I wasn’t very good at writing, and I must have submitted at least six drafts of the article. The editor and his team were patient with me and took the time to really help me understand the process and where I needed to improve. They were not shy about pointing out my errors and guiding me in correcting them.

When it was all over, I had a beautiful published article that spanned several pages, that I was extremely proud of. I interviewed people organizing the Olympics in Vancouver and learned all about the bidding process. I also interviewed American companies that were awarded contracts for the Olympic Games held in Salt Lake City, Utah.

The biggest thing that I received from the experience was confidence, and I am grateful to that experience and to the editor and his team who took extra time to support me.

The editor offered me a letter of recommendation and he referred to the project as an internship and said I was the best intern they had ever had.
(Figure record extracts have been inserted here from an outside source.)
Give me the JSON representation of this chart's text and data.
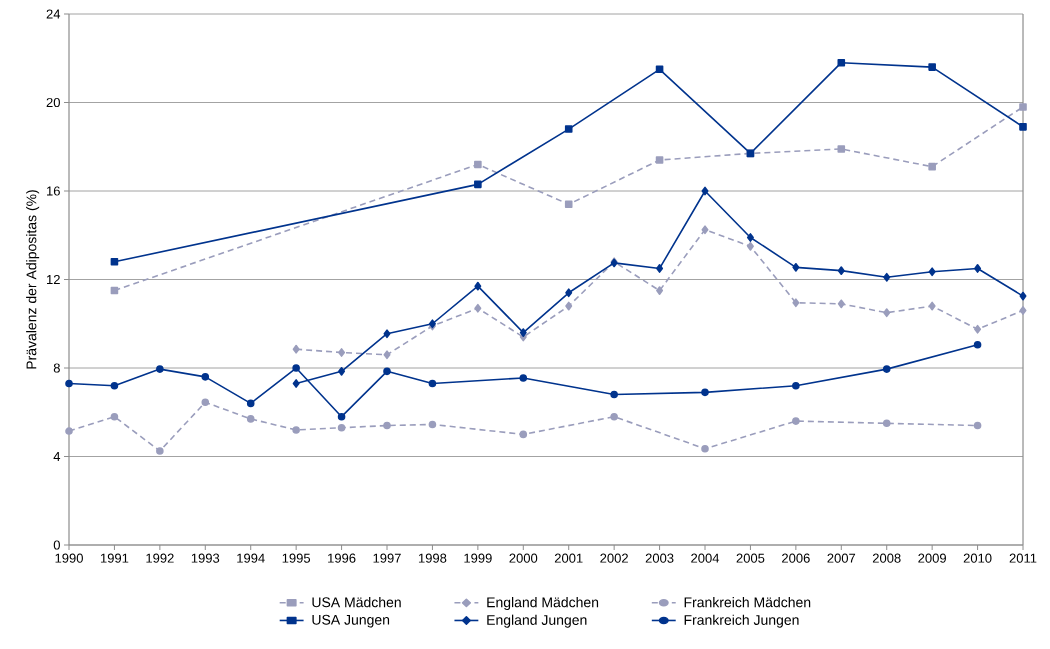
{
  "chart_data": {
    "type": "line",
    "ylabel": "Prävalenz der Adipositas (%)",
    "xlim": [
      1990,
      2011
    ],
    "xticks": [
      1990,
      1991,
      1992,
      1993,
      1994,
      1995,
      1996,
      1997,
      1998,
      1999,
      2000,
      2001,
      2002,
      2003,
      2004,
      2005,
      2006,
      2007,
      2008,
      2009,
      2010,
      2011
    ],
    "ylim": [
      0,
      24
    ],
    "yticks": [
      0,
      4,
      8,
      12,
      16,
      20,
      24
    ],
    "grid": "y",
    "legend": "bottom",
    "series": [
      {
        "name": "USA Mädchen",
        "color": "#9a9dbc",
        "marker": "square",
        "line_style": "dashed",
        "x": [
          1991,
          1999,
          2001,
          2003,
          2005,
          2007,
          2009,
          2011
        ],
        "values": [
          11.5,
          17.2,
          15.4,
          17.4,
          17.7,
          17.9,
          17.1,
          19.8
        ]
      },
      {
        "name": "England Mädchen",
        "color": "#9a9dbc",
        "marker": "diamond",
        "line_style": "dashed",
        "x": [
          1995,
          1996,
          1997,
          1998,
          1999,
          2000,
          2001,
          2002,
          2003,
          2004,
          2005,
          2006,
          2007,
          2008,
          2009,
          2010,
          2011
        ],
        "values": [
          8.85,
          8.7,
          8.6,
          9.9,
          10.7,
          9.4,
          10.8,
          12.8,
          11.5,
          14.25,
          13.5,
          10.95,
          10.9,
          10.5,
          10.8,
          9.75,
          10.6
        ]
      },
      {
        "name": "Frankreich Mädchen",
        "color": "#9a9dbc",
        "marker": "circle",
        "line_style": "dashed",
        "x": [
          1990,
          1991,
          1992,
          1993,
          1994,
          1995,
          1996,
          1997,
          1998,
          2000,
          2002,
          2004,
          2006,
          2008,
          2010
        ],
        "values": [
          5.15,
          5.8,
          4.25,
          6.45,
          5.7,
          5.2,
          5.3,
          5.4,
          5.45,
          5.0,
          5.8,
          4.35,
          5.6,
          5.5,
          5.4
        ]
      },
      {
        "name": "USA Jungen",
        "color": "#00338d",
        "marker": "square",
        "line_style": "solid",
        "x": [
          1991,
          1999,
          2001,
          2003,
          2005,
          2007,
          2009,
          2011
        ],
        "values": [
          12.8,
          16.3,
          18.8,
          21.5,
          17.7,
          21.8,
          21.6,
          18.9
        ]
      },
      {
        "name": "England Jungen",
        "color": "#00338d",
        "marker": "diamond",
        "line_style": "solid",
        "x": [
          1995,
          1996,
          1997,
          1998,
          1999,
          2000,
          2001,
          2002,
          2003,
          2004,
          2005,
          2006,
          2007,
          2008,
          2009,
          2010,
          2011
        ],
        "values": [
          7.3,
          7.85,
          9.55,
          10.0,
          11.7,
          9.6,
          11.4,
          12.75,
          12.5,
          16.0,
          13.9,
          12.55,
          12.4,
          12.1,
          12.35,
          12.5,
          11.25
        ]
      },
      {
        "name": "Frankreich Jungen",
        "color": "#00338d",
        "marker": "circle",
        "line_style": "solid",
        "x": [
          1990,
          1991,
          1992,
          1993,
          1994,
          1995,
          1996,
          1997,
          1998,
          2000,
          2002,
          2004,
          2006,
          2008,
          2010
        ],
        "values": [
          7.3,
          7.2,
          7.95,
          7.6,
          6.4,
          8.0,
          5.8,
          7.85,
          7.3,
          7.55,
          6.8,
          6.9,
          7.2,
          7.95,
          9.05
        ]
      }
    ]
  }
}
Later that year I was invited to go to Portland to a journalism conference and meet the editor and his team.

Soon after I moved to a small town in Alberta to be a full-time newspaper reporter. I am certain my “internship” and letter of reference helped me land the job.

If you are a student who was unable to experience a summer internship, I urge you to get creative and start pitching some ideas. The worst thing someone can say is “no.” I can’t count the number of times people have turned down my ideas, and that’s OK. All you need it one “yes.”

Charla Huber is the director of communications and Indigenous relations for M’akola Housing Society.